Our Daily Correspondent


Photo: Axel Pixel, via Wikimedia Commons

Many of my closest friends are sick of hearing my “theory of aliens.” This is not a political stance, but rather a strong opinion about extraterrestrials. For much of my life, I’ve had a faint aversion to aliens. I didn’t like movies or X-Files episodes that dealt with them; I avoided science-fiction stories featuring life on other planets; I couldn’t even get into the campy, genre-defying sidekick on Futurama. (And yes, we all understand that from the time of Voltaire, and later Wells, the alien invasion narrative has been an allegory for the threat of military hegemony—from Eastern powers, specifically.)

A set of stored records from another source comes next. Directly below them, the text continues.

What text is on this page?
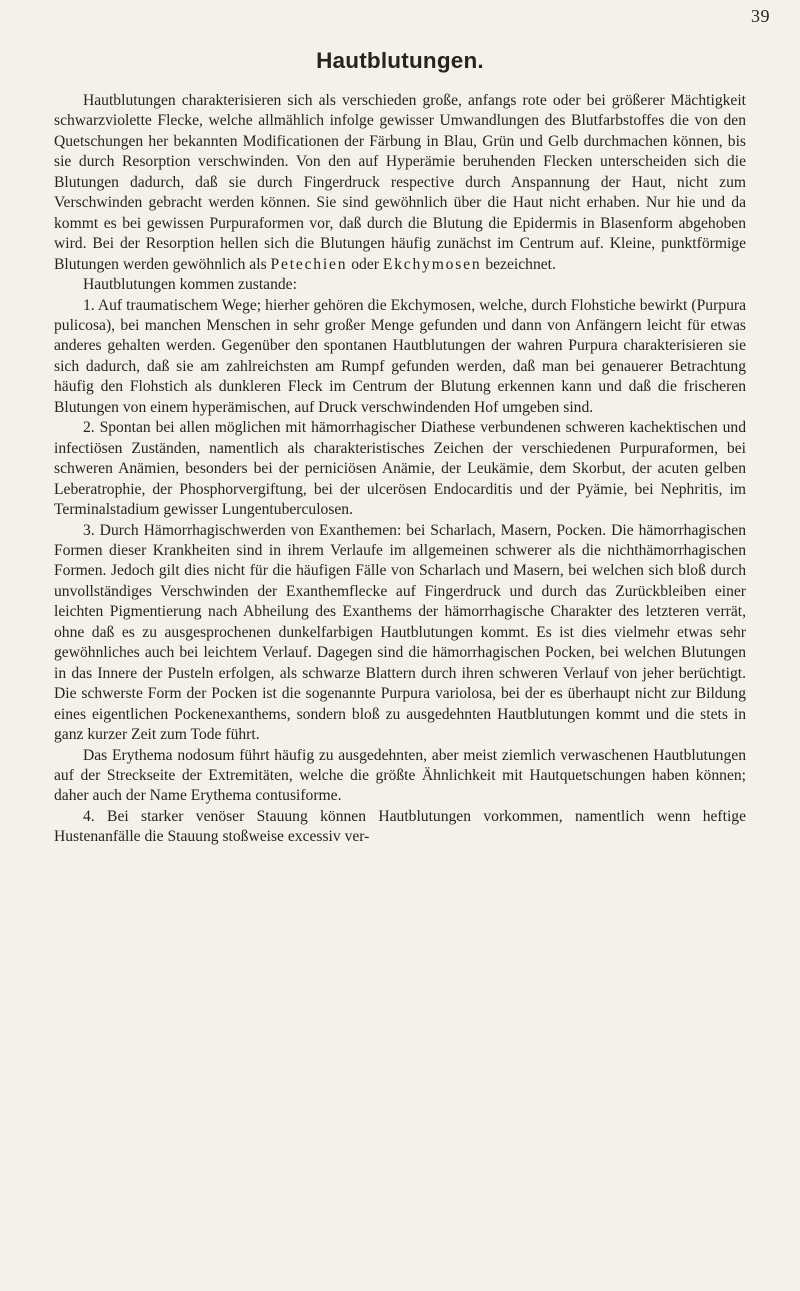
39
Hautblutungen.

Hautblutungen charakterisieren sich als verschieden große, anfangs rote oder bei größerer Mächtigkeit schwarzviolette Flecke, welche allmählich infolge gewisser Umwandlungen des Blutfarbstoffes die von den Quetschungen her bekannten Modificationen der Färbung in Blau, Grün und Gelb durchmachen können, bis sie durch Resorption verschwinden. Von den auf Hyperämie beruhenden Flecken unterscheiden sich die Blutungen dadurch, daß sie durch Fingerdruck respective durch Anspannung der Haut, nicht zum Verschwinden gebracht werden können. Sie sind gewöhnlich über die Haut nicht erhaben. Nur hie und da kommt es bei gewissen Purpuraformen vor, daß durch die Blutung die Epidermis in Blasenform abgehoben wird. Bei der Resorption hellen sich die Blutungen häufig zunächst im Centrum auf. Kleine, punktförmige Blutungen werden gewöhnlich als Petechien oder Ekchymosen bezeichnet.

Hautblutungen kommen zustande:

1. Auf traumatischem Wege; hierher gehören die Ekchymosen, welche, durch Flohstiche bewirkt (Purpura pulicosa), bei manchen Menschen in sehr großer Menge gefunden und dann von Anfängern leicht für etwas anderes gehalten werden. Gegenüber den spontanen Hautblutungen der wahren Purpura charakterisieren sie sich dadurch, daß sie am zahlreichsten am Rumpf gefunden werden, daß man bei genauerer Betrachtung häufig den Flohstich als dunkleren Fleck im Centrum der Blutung erkennen kann und daß die frischeren Blutungen von einem hyperämischen, auf Druck verschwindenden Hof umgeben sind.

2. Spontan bei allen möglichen mit hämorrhagischer Diathese verbundenen schweren kachektischen und infectiösen Zuständen, namentlich als charakteristisches Zeichen der verschiedenen Purpuraformen, bei schweren Anämien, besonders bei der perniciösen Anämie, der Leukämie, dem Skorbut, der acuten gelben Leberatrophie, der Phosphorvergiftung, bei der ulcerösen Endocarditis und der Pyämie, bei Nephritis, im Terminalstadium gewisser Lungentuberculosen.

3. Durch Hämorrhagischwerden von Exanthemen: bei Scharlach, Masern, Pocken. Die hämorrhagischen Formen dieser Krankheiten sind in ihrem Verlaufe im allgemeinen schwerer als die nichthämorrhagischen Formen. Jedoch gilt dies nicht für die häufigen Fälle von Scharlach und Masern, bei welchen sich bloß durch unvollständiges Verschwinden der Exanthemflecke auf Fingerdruck und durch das Zurückbleiben einer leichten Pigmentierung nach Abheilung des Exanthems der hämorrhagische Charakter des letzteren verrät, ohne daß es zu ausgesprochenen dunkelfarbigen Hautblutungen kommt. Es ist dies vielmehr etwas sehr gewöhnliches auch bei leichtem Verlauf. Dagegen sind die hämorrhagischen Pocken, bei welchen Blutungen in das Innere der Pusteln erfolgen, als schwarze Blattern durch ihren schweren Verlauf von jeher berüchtigt. Die schwerste Form der Pocken ist die sogenannte Purpura variolosa, bei der es überhaupt nicht zur Bildung eines eigentlichen Pockenexanthems, sondern bloß zu ausgedehnten Hautblutungen kommt und die stets in ganz kurzer Zeit zum Tode führt.

Das Erythema nodosum führt häufig zu ausgedehnten, aber meist ziemlich verwaschenen Hautblutungen auf der Streckseite der Extremitäten, welche die größte Ähnlichkeit mit Hautquetschungen haben können; daher auch der Name Erythema contusiforme.

4. Bei starker venöser Stauung können Hautblutungen vorkommen, namentlich wenn heftige Hustenanfälle die Stauung stoßweise excessiv ver-
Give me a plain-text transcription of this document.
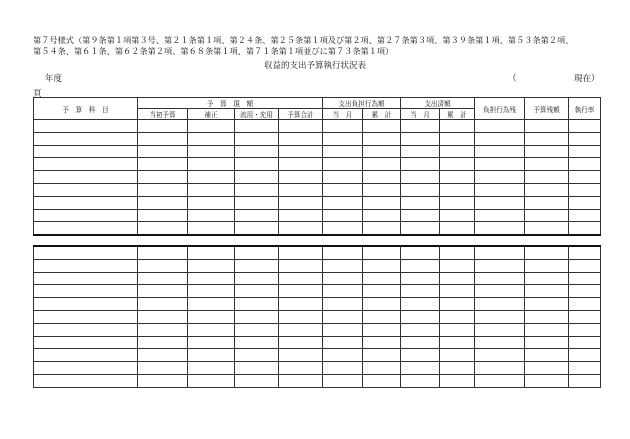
第７号様式（第９条第１項第３号、第２１条第１項、第２４条、第２５条第１項及び第２項、第２７条第３項、第３９条第１項、第５３条第２項、
第５４条、第６１条、第６２条第２項、第６８条第１項、第７１条第１項並びに第７３条第１項）
収益的支出予算執行状況表
年度	（	現在）
頁
予　算　科　目	予　算　現　額				支出負担行為額		支出済額		負担行為残	予算残額	執行率
	当初予算	補正	流用・充用	予算合計	当　月	累　計	当　月	累　計			
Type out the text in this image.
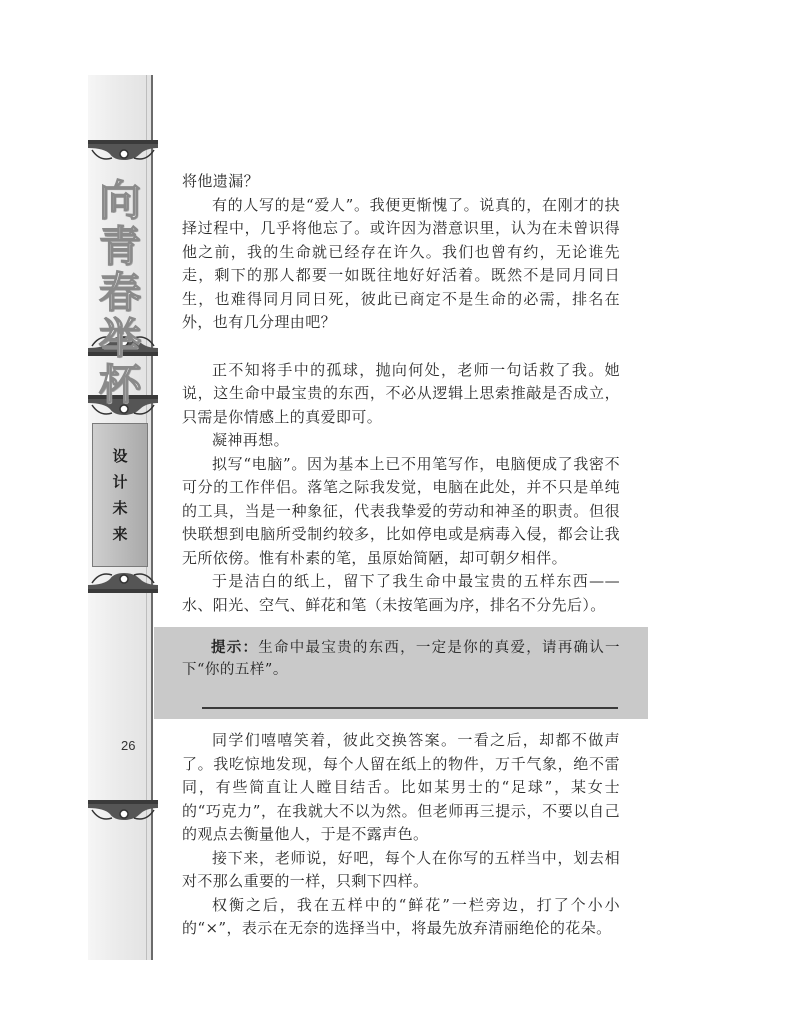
向
青
春
举
杯
设
计
未
来
26

将他遗漏？

有的人写的是“爱人”。我便更惭愧了。说真的，在刚才的抉择过程中，几乎将他忘了。或许因为潜意识里，认为在未曾识得他之前，我的生命就已经存在许久。我们也曾有约，无论谁先走，剩下的那人都要一如既往地好好活着。既然不是同月同日生，也难得同月同日死，彼此已商定不是生命的必需，排名在外，也有几分理由吧？

正不知将手中的孤球，抛向何处，老师一句话救了我。她说，这生命中最宝贵的东西，不必从逻辑上思索推敲是否成立，只需是你情感上的真爱即可。

凝神再想。

拟写“电脑”。因为基本上已不用笔写作，电脑便成了我密不可分的工作伴侣。落笔之际我发觉，电脑在此处，并不只是单纯的工具，当是一种象征，代表我挚爱的劳动和神圣的职责。但很快联想到电脑所受制约较多，比如停电或是病毒入侵，都会让我无所依傍。惟有朴素的笔，虽原始简陋，却可朝夕相伴。

于是洁白的纸上，留下了我生命中最宝贵的五样东西——水、阳光、空气、鲜花和笔（未按笔画为序，排名不分先后）。

提示：生命中最宝贵的东西，一定是你的真爱，请再确认一下“你的五样”。

同学们嘻嘻笑着，彼此交换答案。一看之后，却都不做声了。我吃惊地发现，每个人留在纸上的物件，万千气象，绝不雷同，有些简直让人瞠目结舌。比如某男士的“足球”，某女士的“巧克力”，在我就大不以为然。但老师再三提示，不要以自己的观点去衡量他人，于是不露声色。

接下来，老师说，好吧，每个人在你写的五样当中，划去相对不那么重要的一样，只剩下四样。

权衡之后，我在五样中的“鲜花”一栏旁边，打了个小小的“×”，表示在无奈的选择当中，将最先放弃清丽绝伦的花朵。
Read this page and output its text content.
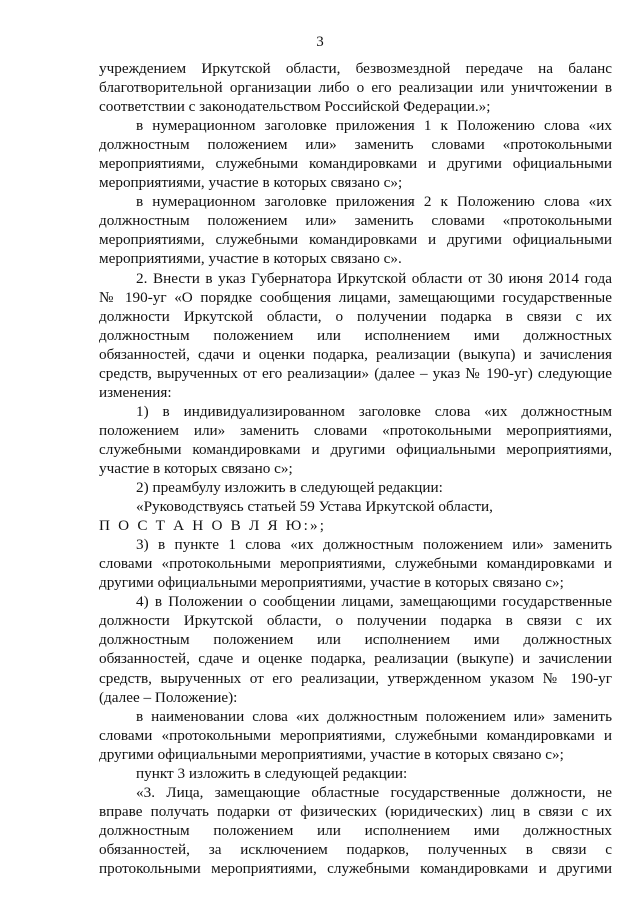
3
учреждением Иркутской области, безвозмездной передаче на баланс
благотворительной организации либо о его реализации или уничтожении в
соответствии с законодательством Российской Федерации.»;
в нумерационном заголовке приложения 1 к Положению слова «их
должностным положением или» заменить словами «протокольными
мероприятиями, служебными командировками и другими официальными
мероприятиями, участие в которых связано с»;
в нумерационном заголовке приложения 2 к Положению слова «их
должностным положением или» заменить словами «протокольными
мероприятиями, служебными командировками и другими официальными
мероприятиями, участие в которых связано с».
2. Внести в указ Губернатора Иркутской области от 30 июня 2014 года
№ 190-уг «О порядке сообщения лицами, замещающими государственные
должности Иркутской области, о получении подарка в связи с их
должностным положением или исполнением ими должностных
обязанностей, сдачи и оценки подарка, реализации (выкупа) и зачисления
средств, вырученных от его реализации» (далее – указ № 190-уг) следующие
изменения:
1) в индивидуализированном заголовке слова «их должностным
положением или» заменить словами «протокольными мероприятиями,
служебными командировками и другими официальными мероприятиями,
участие в которых связано с»;
2) преамбулу изложить в следующей редакции:
«Руководствуясь статьей 59 Устава Иркутской области,
П О С Т А Н О В Л Я Ю:»;
3) в пункте 1 слова «их должностным положением или» заменить
словами «протокольными мероприятиями, служебными командировками и
другими официальными мероприятиями, участие в которых связано с»;
4) в Положении о сообщении лицами, замещающими государственные
должности Иркутской области, о получении подарка в связи с их
должностным положением или исполнением ими должностных
обязанностей, сдаче и оценке подарка, реализации (выкупе) и зачислении
средств, вырученных от его реализации, утвержденном указом № 190-уг
(далее – Положение):
в наименовании слова «их должностным положением или» заменить
словами «протокольными мероприятиями, служебными командировками и
другими официальными мероприятиями, участие в которых связано с»;
пункт 3 изложить в следующей редакции:
«3. Лица, замещающие областные государственные должности, не
вправе получать подарки от физических (юридических) лиц в связи с их
должностным положением или исполнением ими должностных
обязанностей, за исключением подарков, полученных в связи с
протокольными мероприятиями, служебными командировками и другими
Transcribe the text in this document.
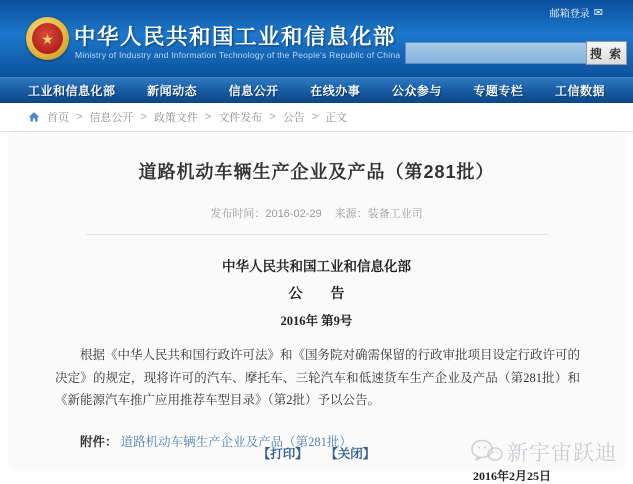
★ 中华人民共和国工业和信息化部
Ministry of Industry and Information Technology of the People's Republic of China
邮箱登录 ✉
搜 索
工业和信息化部	新闻动态	信息公开	在线办事	公众参与	专题专栏	工信数据
首页 > 信息公开 > 政策文件 > 文件发布 > 公告 > 正文
道路机动车辆生产企业及产品（第281批）
发布时间：2016-02-29 来源：装备工业司
中华人民共和国工业和信息化部
公　　告
2016年 第9号
根据《中华人民共和国行政许可法》和《国务院对确需保留的行政审批项目设定行政许可的决定》的规定，现将许可的汽车、摩托车、三轮汽车和低速货车生产企业及产品（第281批）和《新能源汽车推广应用推荐车型目录》（第2批）予以公告。
附件： 道路机动车辆生产企业及产品（第281批）
2016年2月25日
【打印】 【关闭】	新宇宙跃迪
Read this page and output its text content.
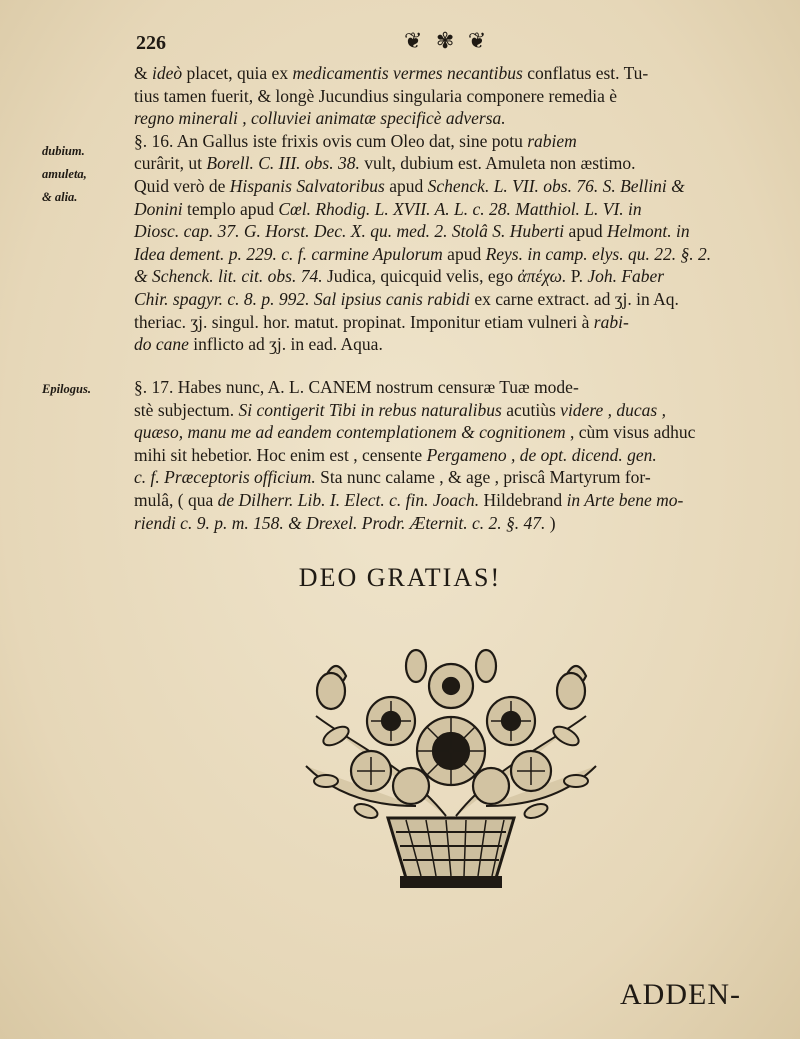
226	❦ ✾ ❦
dubium.
amuleta,
& alia.
Epilogus.
& ideò placet, quia ex medicamentis vermes necantibus conflatus est. Tu-
tius tamen fuerit, & longè Jucundius singularia componere remedia è
regno minerali , colluviei animatæ specificè adversa.
§. 16. An Gallus iste frixis ovis cum Oleo dat, sine potu rabiem
curârit, ut Borell. C. III. obs. 38. vult, dubium est. Amuleta non æstimo.
Quid verò de Hispanis Salvatoribus apud Schenck. L. VII. obs. 76. S. Bellini &
Donini templo apud Cœl. Rhodig. L. XVII. A. L. c. 28. Matthiol. L. VI. in
Diosc. cap. 37. G. Horst. Dec. X. qu. med. 2. Stolâ S. Huberti apud Helmont. in
Idea dement. p. 229. c. f. carmine Apulorum apud Reys. in camp. elys. qu. 22. §. 2.
& Schenck. lit. cit. obs. 74. Judica, quicquid velis, ego ἀπέχω. P. Joh. Faber
Chir. spagyr. c. 8. p. 992. Sal ipsius canis rabidi ex carne extract. ad ʒj. in Aq.
theriac. ʒj. singul. hor. matut. propinat. Imponitur etiam vulneri à rabi-
do cane inflicto ad ʒj. in ead. Aqua.
§. 17. Habes nunc, A. L. CANEM nostrum censuræ Tuæ mode-
stè subjectum. Si contigerit Tibi in rebus naturalibus acutiùs videre , ducas ,
quæso, manu me ad eandem contemplationem & cognitionem , cùm visus adhuc
mihi sit hebetior. Hoc enim est , censente Pergameno , de opt. dicend. gen.
c. f. Præceptoris officium. Sta nunc calame , & age , priscâ Martyrum for-
mulâ, ( qua de Dilherr. Lib. I. Elect. c. fin. Joach. Hildebrand in Arte bene mo-
riendi c. 9. p. m. 158. & Drexel. Prodr. Æternit. c. 2. §. 47. )
DEO GRATIAS!
ADDEN-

This was not about whether or not aliens existed. If pressed, I guess I would have said probably not, but that wasn’t even the issue: they could have existed, and shown up, and done a bunch of amateur proctology, and I’d still have been averse. From what I could gather, aliens had no sense of humor, and no interests besides probing and machinery.

Then I was watching Gravity, and I thought, Hmm, even though these are pretend astronauts, I could never be an astronaut. And then I thought, But maybe most of the aliens on other planets couldn’t be astronauts either! And then came the real revelation: Maybe the aliens we meet are just the nerds of outer space!

And now when I think about other planets, they are maybe full of people baking or reading or listening to music, and interested in genealogy and history and puzzles and maybe even gardening. Maybe plenty of them are blowhards, or have really bad senses of direction, and can’t even drive. Perhaps sometimes their children die and their hearts break. And then I feel a great warmth for them. And more than that, I feel a great sympathy for the intergalactic travelers we meet, who are so sadly obsessed with probing, and seem to have such terrible social skills.

No one seemed very interested, or seemed to think this was much of a breakthrough. But, like generations before me, I had found myself obscurely comforted by a solipsistic vision of large, scary forces. In his article “The Meek Shall Inherit the Earth,” academic James D. Stone terms the traditional fifties-era sci-fi plot line “a realm in which any attack could be repulsed … a comforting talisman of American strength.” With the recent discussion of “new cold wars,” it was tempting to wonder if current events might give rise to an increase in reported alien sightings or traditionally structured invasion narratives. Failing to find any particular evidence of this, I went to the source: The Weekly World News, who has always given comprehensive coverage to the doings of P’lod, his intervention in geopolitics, and alien life generally. There was, indeed, a relatively recent piece of intel from their ET correspondents. “STUDY PROVES MOST ALIENS ARE DWARFS,” it said. Which, I guess, sort of proves Stone’s point.